Originally Published in: Ad Exchanger
November 27th, 2017
“Data-Driven Thinking” is written by members of the media community and contains fresh ideas on the digital revolution in media.
Today’s column is written by Chris Dobson, CEO at The Exchange Lab.
Machine learning is revolutionizing digital advertising, driving efficiency through advanced algorithmic decision-making, and could generate $42 billion in annual ad spend by 2021.
To get the best out of these technologies, however, marketers need to be aware of potential inaccuracies in the data they are using. They must also understand the limitations inherent in their data sources and figure out how to overcome them.
Using machine learning, marketers can theoretically optimize advertising campaigns to specific business outcomes, such as conversions, by creating a closed loop where performance insights are fed back into the decision-making process. Advanced algorithms determine which ad placements are most effective at driving the required results, and these insights can be used to uplift spend on the best performing sites and generate maximum ROI.

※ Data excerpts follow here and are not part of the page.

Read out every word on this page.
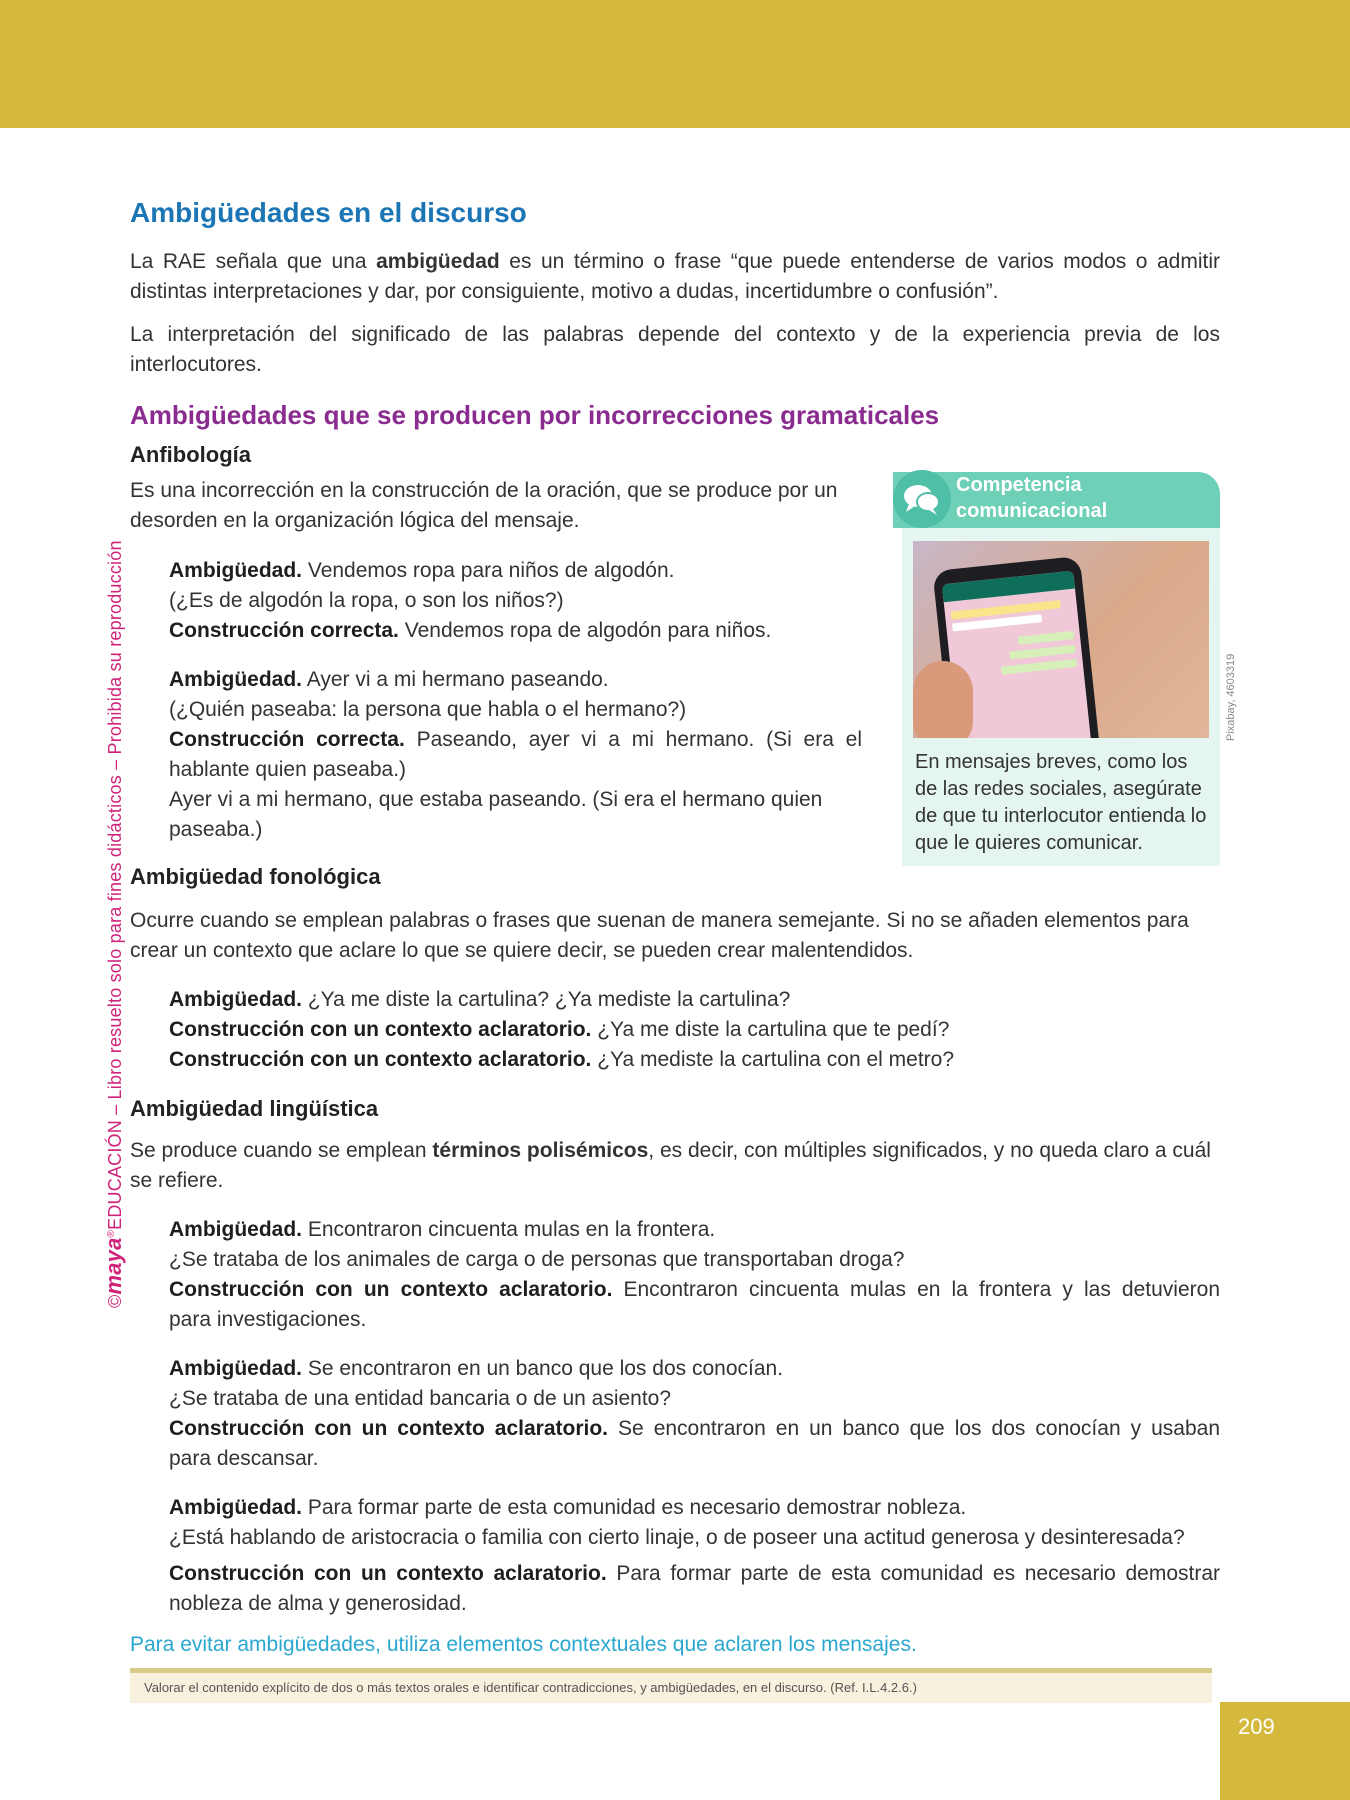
©maya®EDUCACIÓN – Libro resuelto solo para fines didácticos – Prohibida su reproducción
Ambigüedades en el discurso

La RAE señala que una ambigüedad es un término o frase “que puede entenderse de varios modos o admitir distintas interpretaciones y dar, por consiguiente, motivo a dudas, incertidumbre o confusión”.

La interpretación del significado de las palabras depende del contexto y de la experiencia previa de los interlocutores.

Ambigüedades que se producen por incorrecciones gramaticales
Anfibología

Es una incorrección en la construcción de la oración, que se produce por un desorden en la organización lógica del mensaje.

Ambigüedad. Vendemos ropa para niños de algodón.
(¿Es de algodón la ropa, o son los niños?)
Construcción correcta. Vendemos ropa de algodón para niños.
Ambigüedad. Ayer vi a mi hermano paseando.
(¿Quién paseaba: la persona que habla o el hermano?)
Construcción correcta. Paseando, ayer vi a mi hermano. (Si era el
hablante quien paseaba.)
Ayer vi a mi hermano, que estaba paseando. (Si era el hermano quien
paseaba.)

Competencia
comunicacional

Pixabay, 4603319

En mensajes breves, como los de las redes sociales, asegúrate de que tu interlocutor entienda lo que le quieres comunicar.

Ambigüedad fonológica

Ocurre cuando se emplean palabras o frases que suenan de manera semejante. Si no se añaden elementos para crear un contexto que aclare lo que se quiere decir, se pueden crear malentendidos.

Ambigüedad. ¿Ya me diste la cartulina? ¿Ya mediste la cartulina?
Construcción con un contexto aclaratorio. ¿Ya me diste la cartulina que te pedí?
Construcción con un contexto aclaratorio. ¿Ya mediste la cartulina con el metro?
Ambigüedad lingüística

Se produce cuando se emplean términos polisémicos, es decir, con múltiples significados, y no queda claro a cuál se refiere.

Ambigüedad. Encontraron cincuenta mulas en la frontera.
¿Se trataba de los animales de carga o de personas que transportaban droga?
Construcción con un contexto aclaratorio. Encontraron cincuenta mulas en la frontera y las detuvieron
para investigaciones.
Ambigüedad. Se encontraron en un banco que los dos conocían.
¿Se trataba de una entidad bancaria o de un asiento?
Construcción con un contexto aclaratorio. Se encontraron en un banco que los dos conocían y usaban
para descansar.
Ambigüedad. Para formar parte de esta comunidad es necesario demostrar nobleza.
¿Está hablando de aristocracia o familia con cierto linaje, o de poseer una actitud generosa y desinteresada?
Construcción con un contexto aclaratorio. Para formar parte de esta comunidad es necesario demostrar
nobleza de alma y generosidad.

Para evitar ambigüedades, utiliza elementos contextuales que aclaren los mensajes.

Valorar el contenido explícito de dos o más textos orales e identificar contradicciones, y ambigüedades, en el discurso. (Ref. I.L.4.2.6.)
209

It’s important for marketers to remember that performance data used by machine learning can be inaccurate and incomplete. Algorithms can only optimize against the data they are given, so if this information is flawed, advertising campaigns won’t reach their full potential. Comparing data used by buy-side platforms to optimize campaigns, with the data used by advertisers to measure performance, reveals some significant discrepancies.
Demand-Side Platform View Vs. Ad-Server View
When a demand-side platform (DSP) buys ad space it is informed by multiple data streams, including insights on conversions and sales.
When consumers book a holiday online, for example, their confirmation page will contain a conversion pixel from the DSP to track the touch points that consumers have been exposed to along their paths to purchase, and those interactions will receive conversion credit. This data is then used by machine learning algorithms to determine which inventory to bid on for future placements and how much to bid.
However, the DSP is not the only provider to place tracking pixels on conversion pages. There will also be a pixel from the ad server, such as Google’s DoubleClick Campaign Manager, which is used by advertisers to measure campaign performance. While the DSP only sees its own digital activity and uses the limited data from that activity to feed its algorithm, the ad server has a more holistic view of all digital media activity, including search, other media buyers and the original DSP. This is why marketers should be cautious when relying too heavily on data from the DSP alone.
Dramatically Diverse Results
Comparing these two data sets – the more comprehensive attribution data from the ad server and the less complete performance data from the DSP – provides a picture of how accurate the data-feeding machine learning algorithms really are, and the differences can be remarkable.
In my experience, I’ve seen cases where the DSP and ad server may only agree the same impression is responsible for a conversion half the time. The DSP may record more desktop conversions than smartphone conversions, while the ad server may report the opposite. And in many cases, the DSP may record a conversion on a website where the ad server detects no conversions at all.
Assuming the ad server data is more accurate, due to its more complete overview of digital activity, these discrepancies mean machine learning algorithms are optimizing campaigns based on imprecise data, resulting in suboptimal performance. With the data on the two sides of the ecosystem only matched half the time, buy-side platforms may optimize against results that can be up to five times different from the volume of conversions an advertiser might record.
Factoring In Data Discrepancies
It would be a mistake for marketers to plan for or anticipate these inconsistencies by assuming there will always be a given percentage degree of inaccuracy in DSP data. The discrepancies vary according to campaign, so there is no way for marketers to extrapolate the data and produce a hard and fast rule.
The better approach then, is to look at the differences on an individual basis to determine how best to use the information available to truly optimize ad campaigns. To ensure machine learning algorithms are working effectively, marketers must stop relying on the limited data generated by DSPs and instead feed them with more complete data sets that consider activity across all digital touch points.
Marketers can use machine learning to increase the efficiency and effectiveness of their advertising campaigns, enhancing customer engagement and maximizing ROI, but the algorithms that drive it must be fed the right data. It could be damaging for brands to rely on incomplete or inaccurate data to inform campaigns, which therefore makes it vital that marketers use data on a case-by-case basis when optimizing. Where this doesn’t happen, marketers are potentially missing out on the exceptional opportunities machine learning has to offer.